This hand-held molecular scanner will tell you what any object is made of
And send the results to your smartphone
An Israeli startup called Consumer Physics has built a hand-held scanner that uses light to analyse the chemical composition of any substance you point it at.
The company's SCiO device doesn't need physical contact with an object. Instead, a beam of near-infrared light is bounced off the surface, and can be used to determine properties like moisture, fat and sugar content.
Data gathered by users is sent to a global information bank, allowing the community to widen the list of products that the device recognises. "The bigger our community gets, the more data SCiO will have about different materials and this goes right back to our community of users," reads the company's website.
'Something cool'
The device was Kickstarted earlier in the year - gathering an impressive $2.8 million from a target of just $200,000. Dror Shjaron, co-founder of Consumer Physics, said that the success of the campaign shows that there's widespread fascination with science.

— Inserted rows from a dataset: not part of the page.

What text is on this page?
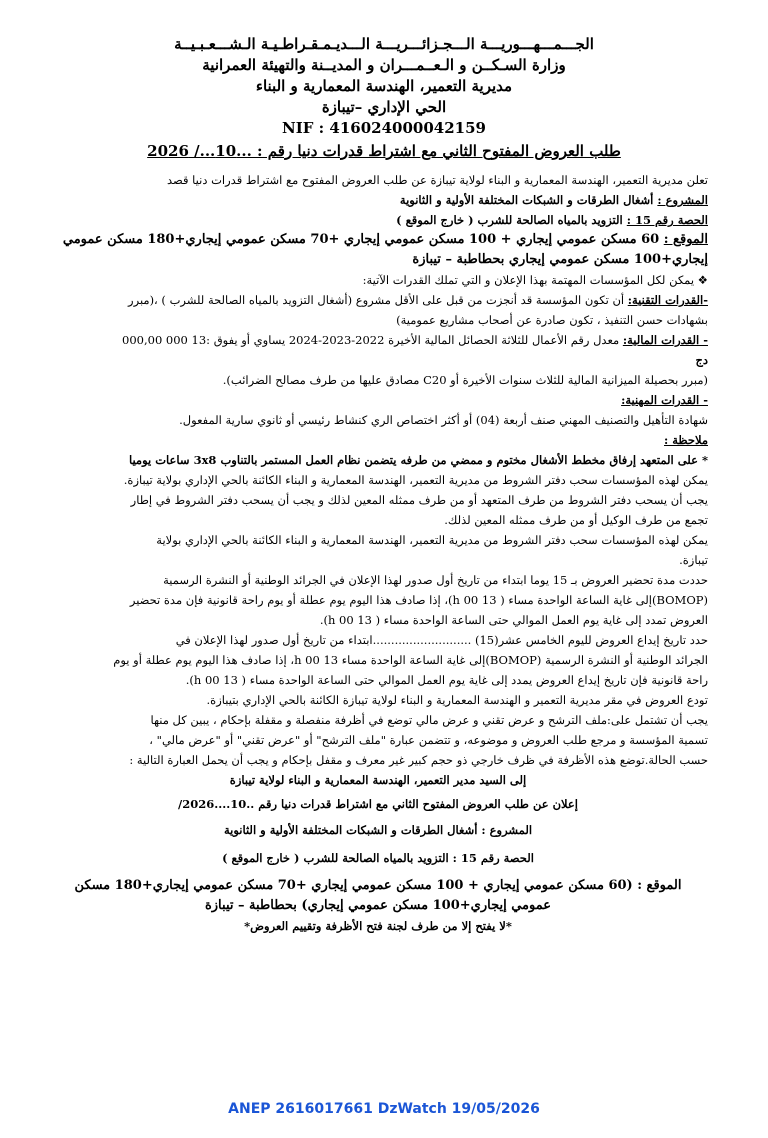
الجـــمـــهـــوريـــة الـــجـزائـــريـــة الـــديـمـقـراطـيـة الـشـــعـبـيــة
وزارة السـكــن و الـعــمـــران و المديــنة والتهيئة العمرانية
مديرية التعمير، الهندسة المعمارية و البناء
الحي الإداري –تيبازة
NIF : 416024000042159
طلب العروض المفتوح الثاني مع اشتراط قدرات دنيا رقم : ...10.../ 2026

تعلن مديرية التعمير، الهندسة المعمارية و البناء لولاية تيبازة عن طلب العروض المفتوح مع اشتراط قدرات دنيا قصد

المشروع : أشغال الطرقات و الشبكات المختلفة الأولية و الثانوية

الحصة رقم 15 : التزويد بالمياه الصالحة للشرب ( خارج الموقع )

الموقع : 60 مسكن عمومي إيجاري + 100 مسكن عمومي إيجاري +70 مسكن عمومي إيجاري+180 مسكن عمومي

إيجاري+100 مسكن عمومي إيجاري بحطاطبة – تيبازة

❖ يمكن لكل المؤسسات المهتمة بهذا الإعلان و التي تملك القدرات الآتية:

-القدرات التقنية: أن تكون المؤسسة قد أنجزت من قبل على الأقل مشروع (أشغال التزويد بالمياه الصالحة للشرب ) ،(مبرر

بشهادات حسن التنفيذ ، تكون صادرة عن أصحاب مشاريع عمومية)

- القدرات المالية: معدل رقم الأعمال للثلاثة الحصائل المالية الأخيرة 2022-2023-2024 يساوي أو يفوق :13 000 000,00

دج

(مبرر بحصيلة الميزانية المالية للثلاث سنوات الأخيرة أو C20 مصادق عليها من طرف مصالح الضرائب).

- القدرات المهنية:

شهادة التأهيل والتصنيف المهني صنف أربعة (04) أو أكثر اختصاص الري كنشاط رئيسي أو ثانوي سارية المفعول.

ملاحظة :

* على المتعهد إرفاق مخطط الأشغال مختوم و ممضي من طرفه يتضمن نظام العمل المستمر بالتناوب 3x8 ساعات يوميا

يمكن لهذه المؤسسات سحب دفتر الشروط من مديرية التعمير، الهندسة المعمارية و البناء الكائنة بالحي الإداري بولاية تيبازة.

يجب أن يسحب دفتر الشروط من طرف المتعهد أو من طرف ممثله المعين لذلك و يجب أن يسحب دفتر الشروط في إطار

تجمع من طرف الوكيل أو من طرف ممثله المعين لذلك.

يمكن لهذه المؤسسات سحب دفتر الشروط من مديرية التعمير، الهندسة المعمارية و البناء الكائنة بالحي الإداري بولاية

تيبازة.

حددت مدة تحضير العروض بـ 15 يوما ابتداء من تاريخ أول صدور لهذا الإعلان في الجرائد الوطنية أو النشرة الرسمية

(BOMOP)إلى غاية الساعة الواحدة مساء ( 13 h 00)، إذا صادف هذا اليوم يوم عطلة أو يوم راحة قانونية فإن مدة تحضير

العروض تمدد إلى غاية يوم العمل الموالي حتى الساعة الواحدة مساء ( 13 h 00).

حدد تاريخ إيداع العروض لليوم الخامس عشر(15) ...........................ابتداء من تاريخ أول صدور لهذا الإعلان في

الجرائد الوطنية أو النشرة الرسمية (BOMOP)إلى غاية الساعة الواحدة مساء 13 h 00، إذا صادف هذا اليوم يوم عطلة أو يوم

راحة قانونية فإن تاريخ إيداع العروض يمدد إلى غاية يوم العمل الموالي حتى الساعة الواحدة مساء ( 13 h 00).

تودع العروض في مقر مديرية التعمير و الهندسة المعمارية و البناء لولاية تيبازة الكائنة بالحي الإداري بتيبازة.

يجب أن تشتمل على:ملف الترشح و عرض تقني و عرض مالي توضع في أظرفة منفصلة و مقفلة بإحكام ، يبين كل منها

تسمية المؤسسة و مرجع طلب العروض و موضوعه، و تتضمن عبارة "ملف الترشح" أو "عرض تقني" أو "عرض مالي" ،

حسب الحالة.توضع هذه الأظرفة في ظرف خارجي ذو حجم كبير غير معرف و مقفل بإحكام و يجب أن يحمل العبارة التالية :

إلى السيد مدير التعمير، الهندسة المعمارية و البناء لولاية تيبازة

إعلان عن طلب العروض المفتوح الثاني مع اشتراط قدرات دنيا رقم ..10....2026/

المشروع : أشغال الطرقات و الشبكات المختلفة الأولية و الثانوية

الحصة رقم 15 : التزويد بالمياه الصالحة للشرب ( خارج الموقع )

الموقع : (60 مسكن عمومي إيجاري + 100 مسكن عمومي إيجاري +70 مسكن عمومي إيجاري+180 مسكن

عمومي إيجاري+100 مسكن عمومي إيجاري) بحطاطبة – تيبازة

*لا يفتح إلا من طرف لجنة فتح الأظرفة وتقييم العروض*

ANEP 2616017661 DzWatch 19/05/2026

"There is interest from small developers that want to develop something cool for themselves or for their kids, or even teenagers that want to develop this, up to multinationals and large companies," he said. "There are people that work in industry that on a daily basis look at stuff and say, 'Is it really the quality that I ordered?'"
However, others have said the firm might be promising more than it can deliver. Oliver Jones, a chemist, told CNET that Consumer Physics may be "slightly overstating the capabilities" of their product, and that it couldn't be used in a commercial setting.